READ-ID– Pemekaran bukan soal hal baru bagi Papua. Namun wacana Papua dimekarkan menjadi ramai di perbincangkan setelah pertemuan 61 tokoh Papua dengan Presiden Joko Widodo September lalu di mana salah satu permintaan yang disampaikan tokoh Papua adalah soal pemekaran Provinsi Papua yaitu Papua Selatan dan Papua Tengah.
Pro dan kontra pemekaran Papua menurut saya perlu dilihat dalam konteks Papua sebagai daerah konflik. Dan, itu akan berbeda dengan melihat daerah lain yang normal. Dan, ini akan sangat berdekatan dengan UU Otonomi khusus (Otsus) yang juga akan direvisi.
“Jadi, itu harus jelas sebelum pemekaran ini nanti dilakukan. Saya juga melihat pemekaran Papua tersebut karena kepentingan Partai Politik,” kata peneliti Lembaga Ilmu Pengetahuan Indonesia (LIPI), Adriana Elisabeth pada Dialetika Demokrasi bertema ‘Pemekaran Papua: Sebuah Keniscayaan atau Petaka?’ di Press Room Gedung Nusantara III Komplek Parlemen Senayan, Jakarta pertengahan pekan ini.
Perempuan bergelar Dr kelahiran Jakarta, 8 Juni 1963 tersebut mengatakan, bila itu tidak dilakukan, isu Papua ini akan menjadi pekerjaan parsial, karena tidak ada tujuan yang sama. Disain besarnya, bagaimana membuat Papua itu lebih baik dari dua soal otonomi khusus dan bagaimana mengelola Papua sebagai daerah konflik. “Saya melihat banyak aspek harus diperhatikan.”

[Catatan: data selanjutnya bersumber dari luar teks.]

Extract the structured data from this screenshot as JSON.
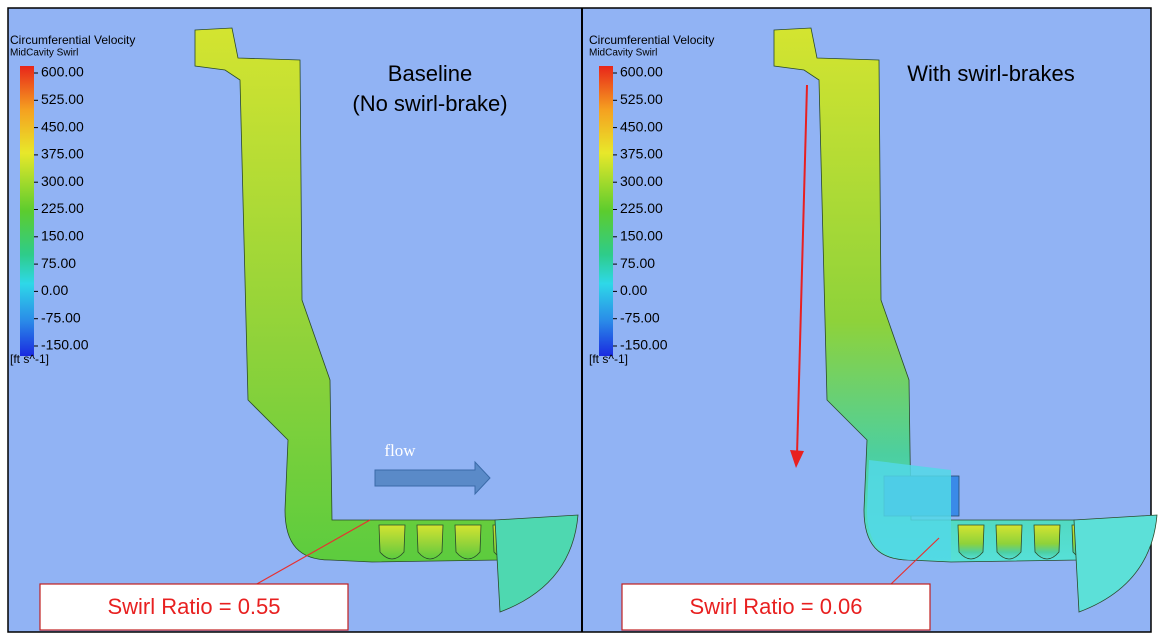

Kompleksitas aspek otsus dan konflik menurut dia, ada persoalan politik yang sangat luar biasa di Papua, juga ada konflik internal Papua. “Jadi, pengsuluan pemekaran itu tidak murni, dalam arti mensejahterakan warga Papua. Usul itu pasti dari elite,” kata dia.
Soal pertahanan dan keamanan, kalau misalnya Pemerintah Pusat merasa perlu untuk kepentingan strategis nasional, itu bisa terjadi juga. Namun, ini tetap harus dibicarakan dengan Papua, karena tidak bisa muncul begitu saja. Jadi, harus ada sinkronisasi dalam hal ini.
Adriana melihat juga ada aspek geografi terkait juga dengan Sumber Daya Alam (SDA) di Papua karena Pulau ini kaya akan SDA. Dari ujung kepala burung itu sampai ke perbatasan Papua Nugini, penuh dengan SDA yang sebagian besar belum digali.
Kalau dimekarkan, tentu saja Papua tidak bisa menjadi daerah tertutup, harus tersambung dengan daerah lain atau provinsi lain dengan pelabuhan. Jadi banyak sekali kerumitan yang di pertimbangkan dulu untuk hal itu bisa disetujui untuk dimekarkan.
“Terkait dengan kekayaan sumber daya alam di Papua itu, jangan-jangan memang sumber persoalan itu karena Papua kaya dengan sumber daya alam. Kalau tidak karena sumber daya alam, tidak akan serumit ini mengurus Papua,” demikian Dr Adriana Elisabeth.